Re: Am I the only person...
I still hold the belief that they should just send up a bunch of tiny robots. Literally remote control cars or similar. Send them out, with cameras, let them wander off.
The big science missions really need to focus on one thing, and they need to find the best place to do that (i.e. best rock, best strata, etc.). Sending out a bunch of tiny mobile robots with cameras, controlled by some primitive lander that can talk to them on NASA's behalf. If they break? So what, there's others. If they get stuck, leave them or get the others to help them out. If they find something interesting (e.g. that "metal object" crap the other week), swarm over the site from all angles with all nearby units.

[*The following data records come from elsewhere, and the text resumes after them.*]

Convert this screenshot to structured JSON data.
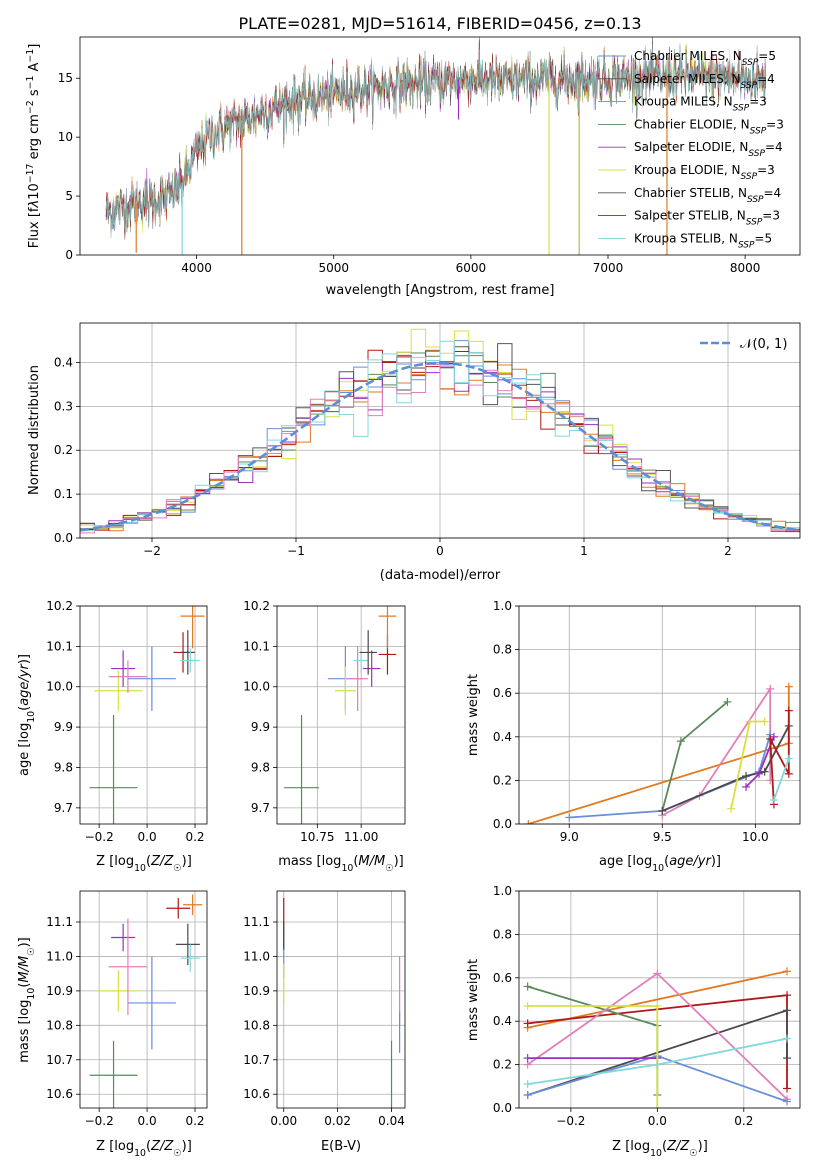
{
  "title": "PLATE=0281, MJD=51614, FIBERID=0456, z=0.13",
  "colors": {
    "Chabrier MILES": "#6a8fd8",
    "Salpeter MILES": "#4a4a4a",
    "Kroupa MILES": "#e07b20",
    "Chabrier ELODIE": "#5a8a5a",
    "Salpeter ELODIE": "#9b30c0",
    "Kroupa ELODIE": "#d8e040",
    "Chabrier STELIB": "#555555",
    "Salpeter STELIB": "#b01818",
    "Kroupa STELIB": "#80d8dc",
    "pink": "#e080b8"
  },
  "chart_data": [
    {
      "type": "line",
      "panel": "spectrum",
      "xlabel": "wavelength [Angstrom, rest frame]",
      "ylabel": "Flux [fλ10⁻¹⁷ erg cm⁻² s⁻¹ A⁻¹]",
      "xlim": [
        3150,
        8400
      ],
      "ylim": [
        0,
        18.5
      ],
      "xticks": [
        4000,
        5000,
        6000,
        7000,
        8000
      ],
      "yticks": [
        0,
        5,
        10,
        15
      ],
      "legend": [
        "Chabrier MILES, N_SSP=5",
        "Salpeter MILES, N_SSP=4",
        "Kroupa MILES, N_SSP=3",
        "Chabrier ELODIE, N_SSP=3",
        "Salpeter ELODIE, N_SSP=4",
        "Kroupa ELODIE, N_SSP=3",
        "Chabrier STELIB, N_SSP=4",
        "Salpeter STELIB, N_SSP=3",
        "Kroupa STELIB, N_SSP=5"
      ],
      "legend_display": [
        {
          "pre": "Chabrier MILES, N",
          "sub": "SSP",
          "post": "=5"
        },
        {
          "pre": "Salpeter MILES, N",
          "sub": "SSP",
          "post": "=4"
        },
        {
          "pre": "Kroupa MILES, N",
          "sub": "SSP",
          "post": "=3"
        },
        {
          "pre": "Chabrier ELODIE, N",
          "sub": "SSP",
          "post": "=3"
        },
        {
          "pre": "Salpeter ELODIE, N",
          "sub": "SSP",
          "post": "=4"
        },
        {
          "pre": "Kroupa ELODIE, N",
          "sub": "SSP",
          "post": "=3"
        },
        {
          "pre": "Chabrier STELIB, N",
          "sub": "SSP",
          "post": "=4"
        },
        {
          "pre": "Salpeter STELIB, N",
          "sub": "SSP",
          "post": "=3"
        },
        {
          "pre": "Kroupa STELIB, N",
          "sub": "SSP",
          "post": "=5"
        }
      ],
      "legend_colors": [
        "#6a8fd8",
        "#4a4a4a",
        "#e07b20",
        "#5a8a5a",
        "#9b30c0",
        "#d8e040",
        "#555555",
        "#b01818",
        "#80d8dc"
      ],
      "legend_placement": "upper right",
      "continuum": {
        "x": [
          3340,
          3500,
          3650,
          3800,
          3900,
          4000,
          4100,
          4200,
          4350,
          4500,
          4700,
          4900,
          5100,
          5300,
          5500,
          5800,
          6000,
          6200,
          6500,
          7000,
          7500,
          8000,
          8150
        ],
        "y": [
          3.6,
          4.2,
          4.6,
          4.9,
          6.2,
          8.8,
          10.2,
          10.8,
          11.4,
          12.2,
          13.0,
          13.4,
          13.9,
          14.2,
          14.4,
          14.7,
          15.0,
          14.8,
          14.9,
          15.0,
          15.2,
          15.0,
          14.9
        ]
      },
      "glitches": [
        {
          "x": 3560,
          "y_min": 0.2
        },
        {
          "x": 3895,
          "y_min": 0
        },
        {
          "x": 4330,
          "y_min": 0
        },
        {
          "x": 5910,
          "y_min": 11.5
        },
        {
          "x": 6570,
          "y_min": 0
        },
        {
          "x": 6790,
          "y_min": 0
        },
        {
          "x": 7430,
          "y_min": 0
        }
      ]
    },
    {
      "type": "area",
      "panel": "residuals",
      "xlabel": "(data-model)/error",
      "ylabel": "Normed distribution",
      "xlim": [
        -2.5,
        2.5
      ],
      "ylim": [
        0,
        0.49
      ],
      "xticks": [
        -2,
        -1,
        0,
        1,
        2
      ],
      "yticks": [
        0.0,
        0.1,
        0.2,
        0.3,
        0.4
      ],
      "grid": true,
      "bin_width": 0.1,
      "legend": [
        {
          "label": "𝒩(0, 1)",
          "style": "dashed",
          "color": "#5a8fd8"
        }
      ],
      "legend_placement": "upper right",
      "normal": {
        "mu": 0,
        "sigma": 1
      },
      "series_colors": [
        "#6a8fd8",
        "#e07b20",
        "#5a8a5a",
        "#9b30c0",
        "#d8e040",
        "#555555",
        "#b01818",
        "#80d8dc",
        "#e080b8"
      ]
    },
    {
      "type": "scatter",
      "panel": "age-vs-Z",
      "xlabel": "Z [log₁₀(Z/Z☉)]",
      "ylabel": "age  [log₁₀(age/yr)]",
      "xlim": [
        -0.28,
        0.25
      ],
      "ylim": [
        9.66,
        10.2
      ],
      "xticks": [
        -0.2,
        0.0,
        0.2
      ],
      "yticks": [
        9.7,
        9.8,
        9.9,
        10.0,
        10.1,
        10.2
      ],
      "points": [
        {
          "x": -0.14,
          "y": 9.75,
          "xe": 0.1,
          "ye": 0.18,
          "c": "#5a8a5a"
        },
        {
          "x": -0.1,
          "y": 10.045,
          "xe": 0.05,
          "ye": 0.045,
          "c": "#9b30c0"
        },
        {
          "x": -0.12,
          "y": 9.99,
          "xe": 0.1,
          "ye": 0.05,
          "c": "#d8e040"
        },
        {
          "x": -0.08,
          "y": 10.025,
          "xe": 0.08,
          "ye": 0.04,
          "c": "#e080b8"
        },
        {
          "x": 0.02,
          "y": 10.02,
          "xe": 0.1,
          "ye": 0.08,
          "c": "#6a8fd8"
        },
        {
          "x": 0.15,
          "y": 10.085,
          "xe": 0.04,
          "ye": 0.05,
          "c": "#b01818"
        },
        {
          "x": 0.17,
          "y": 10.085,
          "xe": 0.03,
          "ye": 0.055,
          "c": "#4a4a4a"
        },
        {
          "x": 0.18,
          "y": 10.065,
          "xe": 0.04,
          "ye": 0.03,
          "c": "#80d8dc"
        },
        {
          "x": 0.19,
          "y": 10.175,
          "xe": 0.05,
          "ye": 0.08,
          "c": "#e07b20"
        }
      ]
    },
    {
      "type": "scatter",
      "panel": "age-vs-mass",
      "xlabel": "mass [log₁₀(M/M☉)]",
      "ylabel": "",
      "xlim": [
        10.52,
        11.25
      ],
      "ylim": [
        9.66,
        10.2
      ],
      "xticks": [
        10.75,
        11.0
      ],
      "yticks": [
        9.7,
        9.8,
        9.9,
        10.0,
        10.1,
        10.2
      ],
      "points": [
        {
          "x": 10.66,
          "y": 9.75,
          "xe": 0.1,
          "ye": 0.18,
          "c": "#5a8a5a"
        },
        {
          "x": 10.91,
          "y": 10.02,
          "xe": 0.1,
          "ye": 0.08,
          "c": "#6a8fd8"
        },
        {
          "x": 10.91,
          "y": 9.99,
          "xe": 0.06,
          "ye": 0.06,
          "c": "#d8e040"
        },
        {
          "x": 10.98,
          "y": 10.02,
          "xe": 0.06,
          "ye": 0.08,
          "c": "#e080b8"
        },
        {
          "x": 11.0,
          "y": 10.065,
          "xe": 0.04,
          "ye": 0.03,
          "c": "#80d8dc"
        },
        {
          "x": 11.06,
          "y": 10.045,
          "xe": 0.05,
          "ye": 0.045,
          "c": "#9b30c0"
        },
        {
          "x": 11.04,
          "y": 10.085,
          "xe": 0.05,
          "ye": 0.055,
          "c": "#4a4a4a"
        },
        {
          "x": 11.15,
          "y": 10.08,
          "xe": 0.05,
          "ye": 0.05,
          "c": "#b01818"
        },
        {
          "x": 11.15,
          "y": 10.175,
          "xe": 0.05,
          "ye": 0.08,
          "c": "#e07b20"
        }
      ]
    },
    {
      "type": "line",
      "panel": "mass-weight-vs-age",
      "xlabel": "age  [log₁₀(age/yr)]",
      "ylabel": "mass weight",
      "xlim": [
        8.73,
        10.24
      ],
      "ylim": [
        0.0,
        1.0
      ],
      "xticks": [
        9.0,
        9.5,
        10.0
      ],
      "yticks": [
        0.0,
        0.2,
        0.4,
        0.6,
        0.8,
        1.0
      ],
      "grid": true,
      "series": [
        {
          "c": "#e07b20",
          "x": [
            8.78,
            10.18,
            10.18
          ],
          "y": [
            0.0,
            0.37,
            0.63
          ]
        },
        {
          "c": "#5a8a5a",
          "x": [
            9.5,
            9.6,
            9.85
          ],
          "y": [
            0.06,
            0.38,
            0.56
          ]
        },
        {
          "c": "#e080b8",
          "x": [
            9.5,
            9.7,
            10.08,
            10.08
          ],
          "y": [
            0.04,
            0.13,
            0.62,
            0.2
          ]
        },
        {
          "c": "#6a8fd8",
          "x": [
            9.0,
            9.5,
            10.02,
            10.08
          ],
          "y": [
            0.03,
            0.06,
            0.24,
            0.41
          ]
        },
        {
          "c": "#4a4a4a",
          "x": [
            9.5,
            9.95,
            10.05,
            10.18
          ],
          "y": [
            0.06,
            0.22,
            0.24,
            0.45
          ]
        },
        {
          "c": "#9b30c0",
          "x": [
            9.95,
            10.02,
            10.1
          ],
          "y": [
            0.17,
            0.23,
            0.4
          ]
        },
        {
          "c": "#d8e040",
          "x": [
            9.87,
            9.97,
            10.05
          ],
          "y": [
            0.07,
            0.47,
            0.47
          ]
        },
        {
          "c": "#b01818",
          "x": [
            10.1,
            10.08,
            10.18,
            10.18
          ],
          "y": [
            0.09,
            0.39,
            0.23,
            0.52
          ]
        },
        {
          "c": "#80d8dc",
          "x": [
            10.1,
            10.18
          ],
          "y": [
            0.11,
            0.3
          ]
        }
      ]
    },
    {
      "type": "scatter",
      "panel": "mass-vs-Z",
      "xlabel": "Z [log₁₀(Z/Z☉)]",
      "ylabel": "mass [log₁₀(M/M☉)]",
      "xlim": [
        -0.28,
        0.25
      ],
      "ylim": [
        10.56,
        11.19
      ],
      "xticks": [
        -0.2,
        0.0,
        0.2
      ],
      "yticks": [
        10.6,
        10.7,
        10.8,
        10.9,
        11.0,
        11.1
      ],
      "points": [
        {
          "x": -0.14,
          "y": 10.655,
          "xe": 0.1,
          "ye": 0.1,
          "c": "#5a8a5a"
        },
        {
          "x": -0.1,
          "y": 11.055,
          "xe": 0.05,
          "ye": 0.04,
          "c": "#9b30c0"
        },
        {
          "x": -0.12,
          "y": 10.9,
          "xe": 0.08,
          "ye": 0.06,
          "c": "#d8e040"
        },
        {
          "x": -0.08,
          "y": 10.97,
          "xe": 0.08,
          "ye": 0.14,
          "c": "#e080b8"
        },
        {
          "x": 0.02,
          "y": 10.865,
          "xe": 0.1,
          "ye": 0.135,
          "c": "#6a8fd8"
        },
        {
          "x": 0.13,
          "y": 11.14,
          "xe": 0.05,
          "ye": 0.03,
          "c": "#b01818"
        },
        {
          "x": 0.17,
          "y": 11.035,
          "xe": 0.05,
          "ye": 0.06,
          "c": "#4a4a4a"
        },
        {
          "x": 0.18,
          "y": 10.995,
          "xe": 0.04,
          "ye": 0.04,
          "c": "#80d8dc"
        },
        {
          "x": 0.19,
          "y": 11.15,
          "xe": 0.04,
          "ye": 0.03,
          "c": "#e07b20"
        }
      ]
    },
    {
      "type": "scatter",
      "panel": "mass-vs-EBV",
      "xlabel": "E(B-V)",
      "ylabel": "",
      "xlim": [
        -0.0025,
        0.045
      ],
      "ylim": [
        10.56,
        11.19
      ],
      "xticks": [
        0.0,
        0.02,
        0.04
      ],
      "yticks": [
        10.6,
        10.7,
        10.8,
        10.9,
        11.0,
        11.1
      ],
      "points": [
        {
          "x": 0.0,
          "y": 11.1,
          "xe": 0,
          "ye": 0.07,
          "c": "#b01818"
        },
        {
          "x": 0.0,
          "y": 11.0,
          "xe": 0,
          "ye": 0.06,
          "c": "#6a8fd8"
        },
        {
          "x": 0.0,
          "y": 10.92,
          "xe": 0,
          "ye": 0.06,
          "c": "#d8e040"
        },
        {
          "x": 0.0,
          "y": 11.06,
          "xe": 0,
          "ye": 0.04,
          "c": "#4a4a4a"
        },
        {
          "x": 0.04,
          "y": 10.655,
          "xe": 0,
          "ye": 0.1,
          "c": "#5a8a5a"
        },
        {
          "x": 0.043,
          "y": 10.9,
          "xe": 0,
          "ye": 0.1,
          "c": "#e080b8"
        },
        {
          "x": 0.043,
          "y": 10.78,
          "xe": 0,
          "ye": 0.06,
          "c": "#6a8fd8"
        }
      ]
    },
    {
      "type": "line",
      "panel": "mass-weight-vs-Z",
      "xlabel": "Z [log₁₀(Z/Z☉)]",
      "ylabel": "mass weight",
      "xlim": [
        -0.32,
        0.33
      ],
      "ylim": [
        0.0,
        1.0
      ],
      "xticks": [
        -0.2,
        0.0,
        0.2
      ],
      "yticks": [
        0.0,
        0.2,
        0.4,
        0.6,
        0.8,
        1.0
      ],
      "grid": true,
      "series": [
        {
          "c": "#e07b20",
          "x": [
            -0.3,
            0.3
          ],
          "y": [
            0.37,
            0.63
          ]
        },
        {
          "c": "#b01818",
          "x": [
            -0.3,
            0.3,
            0.3
          ],
          "y": [
            0.39,
            0.52,
            0.09
          ]
        },
        {
          "c": "#4a4a4a",
          "x": [
            -0.3,
            0.3,
            0.3
          ],
          "y": [
            0.06,
            0.45,
            0.23
          ]
        },
        {
          "c": "#5a8a5a",
          "x": [
            -0.3,
            0.0,
            0.0
          ],
          "y": [
            0.56,
            0.38,
            0.06
          ]
        },
        {
          "c": "#e080b8",
          "x": [
            -0.3,
            0.0,
            0.3
          ],
          "y": [
            0.2,
            0.62,
            0.04
          ]
        },
        {
          "c": "#6a8fd8",
          "x": [
            -0.3,
            0.0,
            0.3
          ],
          "y": [
            0.06,
            0.24,
            0.03
          ]
        },
        {
          "c": "#9b30c0",
          "x": [
            -0.3,
            0.0
          ],
          "y": [
            0.23,
            0.23
          ]
        },
        {
          "c": "#d8e040",
          "x": [
            -0.3,
            0.0,
            0.0
          ],
          "y": [
            0.47,
            0.47,
            0.0
          ]
        },
        {
          "c": "#80d8dc",
          "x": [
            -0.3,
            0.0,
            0.3
          ],
          "y": [
            0.11,
            0.2,
            0.32
          ]
        }
      ]
    }
  ]
}
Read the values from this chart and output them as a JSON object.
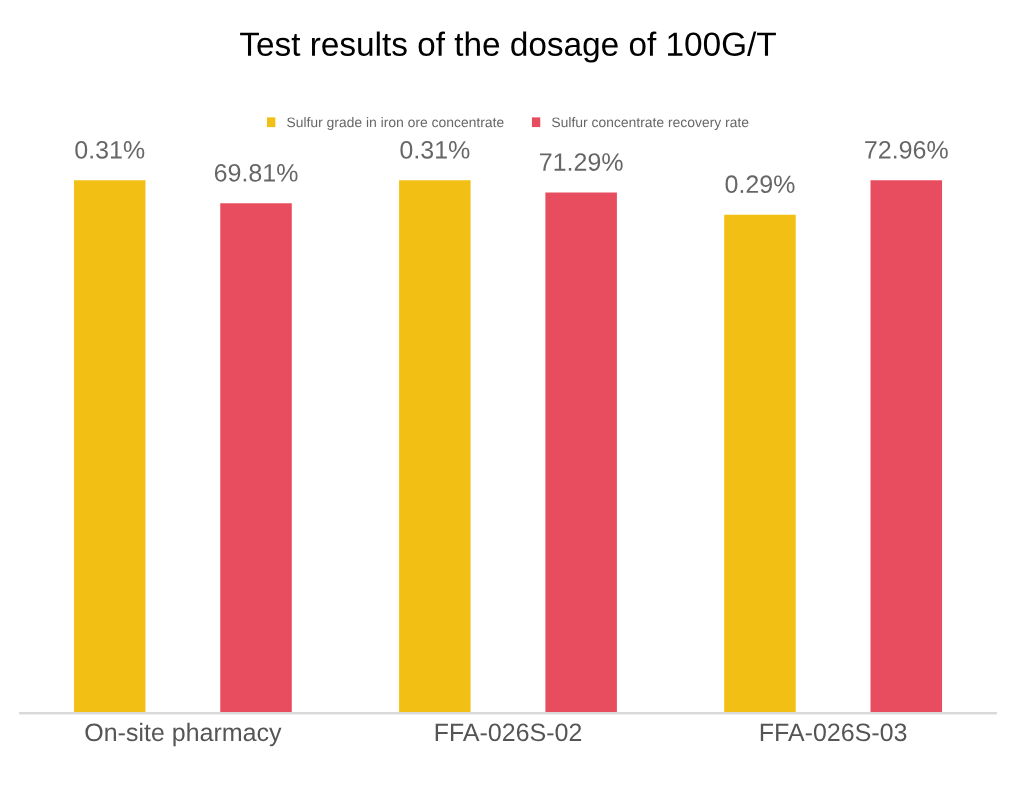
{
  "chart_data": {
    "type": "bar",
    "title": "Test results of the dosage of 100G/T",
    "categories": [
      "On-site pharmacy",
      "FFA-026S-02",
      "FFA-026S-03"
    ],
    "series": [
      {
        "name": "Sulfur grade in iron ore concentrate",
        "color": "#f2c014",
        "values": [
          0.31,
          0.31,
          0.29
        ],
        "axis": "y2",
        "value_labels": [
          "0.31%",
          "0.31%",
          "0.29%"
        ]
      },
      {
        "name": "Sulfur concentrate recovery rate",
        "color": "#e84c5f",
        "values": [
          69.81,
          71.29,
          72.96
        ],
        "value_labels": [
          "69.81%",
          "71.29%",
          "72.96%"
        ]
      }
    ],
    "tick_labels": "x",
    "legend": "top",
    "grid": false
  }
}
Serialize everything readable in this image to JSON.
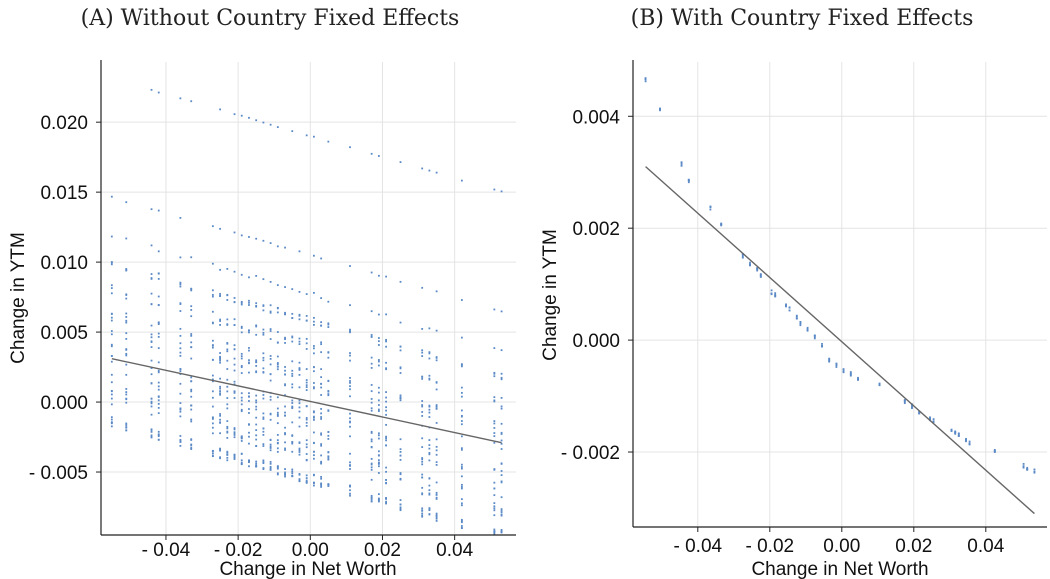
{
  "chart_data": [
    {
      "type": "scatter",
      "title": "(A) Without Country Fixed Effects",
      "xlabel": "Change in Net Worth",
      "ylabel": "Change in YTM",
      "xlim": [
        -0.058,
        0.057
      ],
      "ylim": [
        -0.0095,
        0.0243
      ],
      "xticks": [
        -0.04,
        -0.02,
        0.0,
        0.02,
        0.04
      ],
      "xtick_labels": [
        "- 0.04",
        "- 0.02",
        "0.00",
        "0.02",
        "0.04"
      ],
      "yticks": [
        -0.005,
        0.0,
        0.005,
        0.01,
        0.015,
        0.02
      ],
      "ytick_labels": [
        "- 0.005",
        "0.000",
        "0.005",
        "0.010",
        "0.015",
        "0.020"
      ],
      "grid": true,
      "point_color": "#5b8ac6",
      "line_color": "#666666",
      "fit_line": {
        "x": [
          -0.055,
          0.053
        ],
        "y": [
          0.0031,
          -0.0029
        ]
      },
      "bands": [
        {
          "slope": -0.075,
          "intercept": 0.019,
          "jitter": 4e-05
        },
        {
          "slope": -0.075,
          "intercept": 0.0105,
          "jitter": 6e-05
        },
        {
          "slope": -0.075,
          "intercept": 0.0077,
          "jitter": 0.0002
        },
        {
          "slope": -0.075,
          "intercept": 0.0058,
          "jitter": 0.0003
        },
        {
          "slope": -0.075,
          "intercept": 0.004,
          "jitter": 0.0005
        },
        {
          "slope": -0.075,
          "intercept": 0.0016,
          "jitter": 0.001
        },
        {
          "slope": -0.075,
          "intercept": -0.0012,
          "jitter": 0.0012
        },
        {
          "slope": -0.075,
          "intercept": -0.0035,
          "jitter": 0.0008
        },
        {
          "slope": -0.075,
          "intercept": -0.0055,
          "jitter": 0.0004
        }
      ],
      "x_positions": [
        -0.055,
        -0.051,
        -0.044,
        -0.042,
        -0.036,
        -0.033,
        -0.027,
        -0.025,
        -0.023,
        -0.021,
        -0.019,
        -0.017,
        -0.015,
        -0.013,
        -0.011,
        -0.009,
        -0.007,
        -0.005,
        -0.003,
        -0.001,
        0.001,
        0.003,
        0.005,
        0.011,
        0.017,
        0.019,
        0.021,
        0.025,
        0.031,
        0.033,
        0.035,
        0.042,
        0.051,
        0.053
      ]
    },
    {
      "type": "scatter",
      "title": "(B) With Country Fixed Effects",
      "xlabel": "Change in Net Worth",
      "ylabel": "Change in YTM",
      "xlim": [
        -0.058,
        0.057
      ],
      "ylim": [
        -0.00334,
        0.00497
      ],
      "xticks": [
        -0.04,
        -0.02,
        0.0,
        0.02,
        0.04
      ],
      "xtick_labels": [
        "- 0.04",
        "- 0.02",
        "0.00",
        "0.02",
        "0.04"
      ],
      "yticks": [
        -0.002,
        0.0,
        0.002,
        0.004
      ],
      "ytick_labels": [
        "- 0.002",
        "0.000",
        "0.002",
        "0.004"
      ],
      "grid": true,
      "point_color": "#5b8ac6",
      "line_color": "#666666",
      "fit_line": {
        "x": [
          -0.0545,
          0.0535
        ],
        "y": [
          0.0031,
          -0.0031
        ]
      },
      "points_x": [
        -0.0545,
        -0.0505,
        -0.0445,
        -0.0425,
        -0.0365,
        -0.0335,
        -0.0275,
        -0.0255,
        -0.0235,
        -0.0225,
        -0.0195,
        -0.0185,
        -0.0155,
        -0.0145,
        -0.0125,
        -0.0115,
        -0.0095,
        -0.0075,
        -0.0055,
        -0.0035,
        -0.0015,
        0.0005,
        0.0025,
        0.0045,
        0.0105,
        0.0175,
        0.0195,
        0.0215,
        0.0245,
        0.0255,
        0.0305,
        0.0315,
        0.0325,
        0.0345,
        0.0355,
        0.0425,
        0.0505,
        0.0515,
        0.0535
      ],
      "points_y": [
        0.00465,
        0.0041,
        0.00315,
        0.00285,
        0.00235,
        0.00205,
        0.0015,
        0.00135,
        0.00125,
        0.00115,
        0.00085,
        0.0008,
        0.0006,
        0.00055,
        0.0004,
        0.0003,
        0.0002,
        5e-05,
        -0.0001,
        -0.00035,
        -0.00045,
        -0.00055,
        -0.0006,
        -0.0007,
        -0.0008,
        -0.0011,
        -0.00118,
        -0.00128,
        -0.0014,
        -0.00145,
        -0.0016,
        -0.00165,
        -0.0017,
        -0.0018,
        -0.00185,
        -0.002,
        -0.00225,
        -0.0023,
        -0.00235
      ]
    }
  ]
}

You would cover so much more ground in so much more detail, for much less cost (and, hell, piggyback on the back of a "proper" mission if you like) and it would be good for actually *exploring* the planet. You could even let a few schools sponsor / control one of their bots each, etc. And because the build quality doesn't have to be enormous, you can send a lot more than you would be able to otherwise. The rovers covered more ground and more science than they were ever intended to, and I think a cheap swarm of tiny automated things would be able to find a lot more interesting stuff out.
We literally shoot darts at a planet and hope the things that look interesting turn out to be interesting when we're close up. I'm still hoping for a piggyback-mission that basically consists of a box which, dropped on an empty bit of the planet away from anything "serious" has a dozen or more little remote control solar-powered cars with cameras on that then wander off to do whatever they want. Maybe you could even blacklist areas of special scientific interest to stop them interfering with existing missions if you want.
I think the biggest problem, though, is really contamination. It would basically be impossible after that to tell if something found was native to the planet or introduced.
The science is interesting. But there's a factor of exploration, involvement, funding, and even just keeping people interested. I find the Curiosity rover too boring and slow to bother to keep track of. Sure, I'd like to hear they found something, but I found Spirit and Opportunity much more interesting. And at some point science will have to give way to politics, engineering, habitation, etc. Somewhere in-between I think is the sweet-spot for just letting a bunch of people lose on the planet to find all those quirky little things that we can't see and won't be able to touch properly for centuries.